Continuous deployment is the unification a number of best practices to create a more iterative and responsive engineering organization. Frequent, small commits reduce merge conflicts and help engineers adapt to changes in other parts of the code more quickly. Thorough automated testing ensures confidence in the codebase and allows engineers to make changes without worrying that another part of the system will fall down. It yields fast feedback to developers and gives confidence to management that the product will be stable. Testing is the workhorse of continuous deployment. We're committed to writing great code at Wealthfront, and our testing infrastructure is the biggest part of delivering on that commitment.
However, in talking with friends about continuous deployment, many seem interested in deployment infrastructure. When we say that we push new code as often as every few minutes, they ask, "How is it at all feasible to restart your services that frequently? If you're deploying code all the time, how do you have time to actually write code?" I'd like to take a little time to walk through our deployment infrastructure, and describe how we're able to do this.
I need to provide some context. Wealthfront uses a service oriented architecture, where each service is clustered and dynamically discovered (using ZooKeeper). Continuous deployment ends up looking to services like tiny failures and recoveries happening all the time. Because our clusters are designed from the bottom up to handle failure and work around it gracefully, continuous deployment has no effect on our underlying stability. With that said, it's time to take a look at what happens after a piece of code is committed.
First a hook in our revision control system kicks off a build in our continuous integration server.
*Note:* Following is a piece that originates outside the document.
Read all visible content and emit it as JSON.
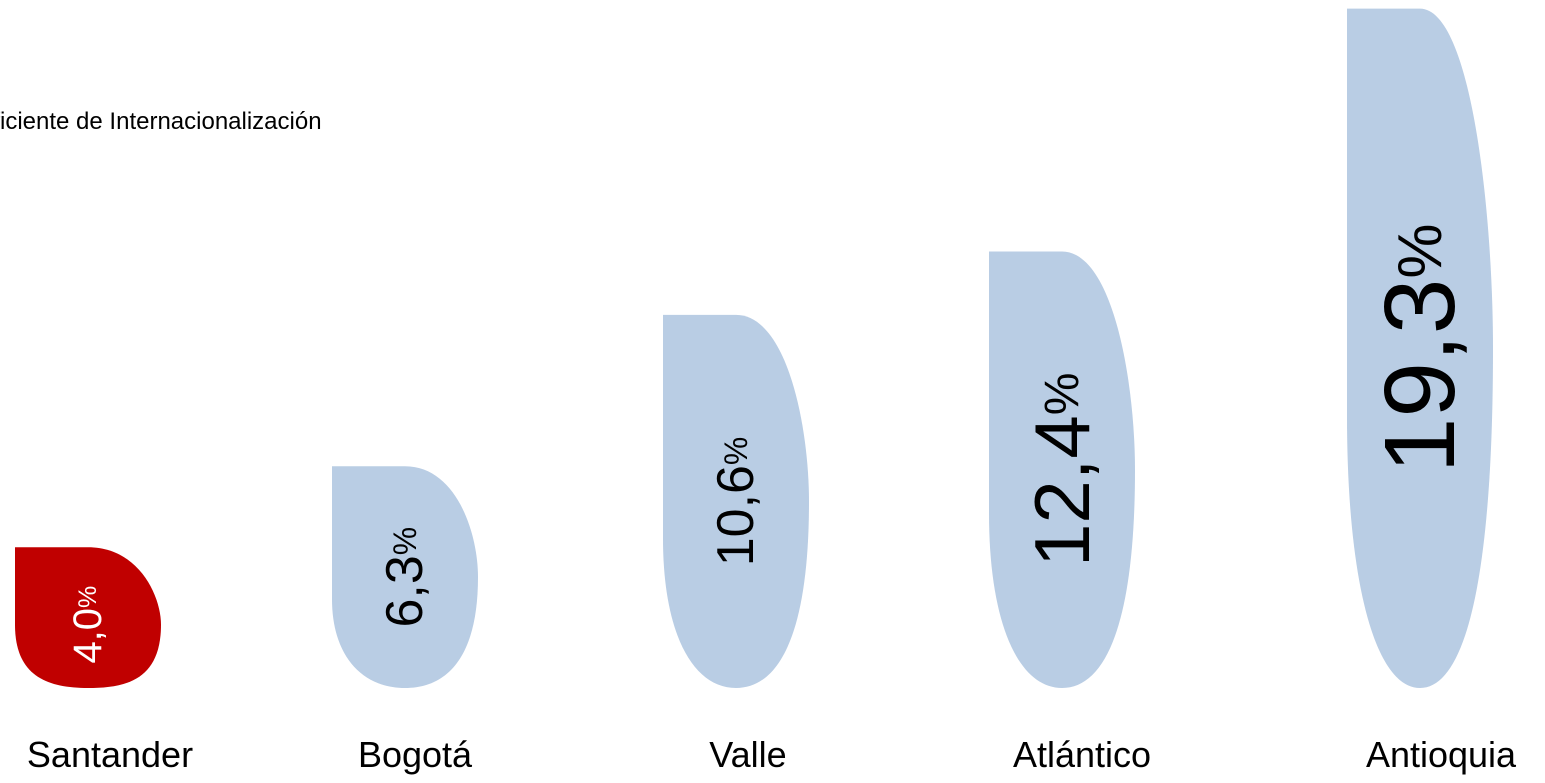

This runs through all our tests and alerts us if something fails (more on how seriously we take alerting build failures in another post). Our tests currently take about three minutes to run.
Second, the engineer who committed the code decides to deploy it, loads our deployment manager to begin the automated process and clicks the release button next to the cluster they want to deploy. Here's what the page looks like (in this case the deployment manager is deploying a Portfolio Manager, or PM, cluster):
A brief orientation is required. The list of active deployments is in the top left, with the service, revision and current state of the deployment. Our Deployment Manager has a release queue that allows 2 concurrent releases, though we'll scale that up as needed. When this screen shot was taken, the PM release underway was for revision 25978 and it was building the release package.
Under the list of active deployments is our cluster status. This allows us to briefly look at the state of our system, notice any problems and break out to dedicated monitoring tools like nagios and collectd if we need to. If there was a problem on the system, the service instance would be highlighted in yellow or red depending on the severity of the issue.
The right column contains our current hudson status (pulled using hudson's great apis). The revisions are helpfully linked to a web subversion interface. Under the hudson status is a list of recent commits, each showing the result of the build for that commit and a small 'X' that allows the instant rollback of the commit if it's breaking the build.
Finally the last box in the right column shows recently completed releases (the screenshot is from a Sunday night, which is why it's so quiet).
Now back to the deployment of the PM cluster. The Deployment Manager rolls out code incrementally, picking one service first, monitoring it for a bit, and then exponentially increasing the size of the batches it deploys while monitoring the health of each individual service instance. Here's what the Deployment Manager looks like after deploying the first service, during it's burn in time:
Each service starts, initializes itself, announces that it's coming up to other services, runs a quick self test to verify it's working properly, and then re-announces itself with the results of the self test. If the service is happy with the self test, it will begin serving traffic, if it's not, it will describe itself as failed (allowing other services to avoid talking to it) and the Deployment Manager will initiate a rollback to the last known good revision (which takes about five seconds to complete across a cluster of 10 machines).
During the rollout the Deployment Manager is also monitoring the service instances itself and checking with other monitoring tools to verify that the system as a whole is happy with the service. The self tests are useful for catching misconfiguration issues with the service, but what's ultimately important is if the service is playing nicely with others.
Here's the second PM being deployed:
And here's what it looks like in the Cluster Status box at the same time:
Finally the release is complete (in total it took about 4 minutes, or 7 minutes from the initial commit) and the record is moved to the recently completed releases log:
The Deployment Manager started out as a quick weekend project, but has become a useful part of our engineering processes. Beyond making service deployment more efficient and allowing us to react to errors at lightning speed, it also allows us to keep detailed records of deployments. This is incredibly useful when we're looking at a blip in a monitoring graph. We can correlate the blip to a commit immediately, which helps diagnosing and fixing the problem quickly.
As I said before, deployment tooling is far from the most important piece of infrastructure to successfully execute continuous deployment, but it is useful and makes us more efficient.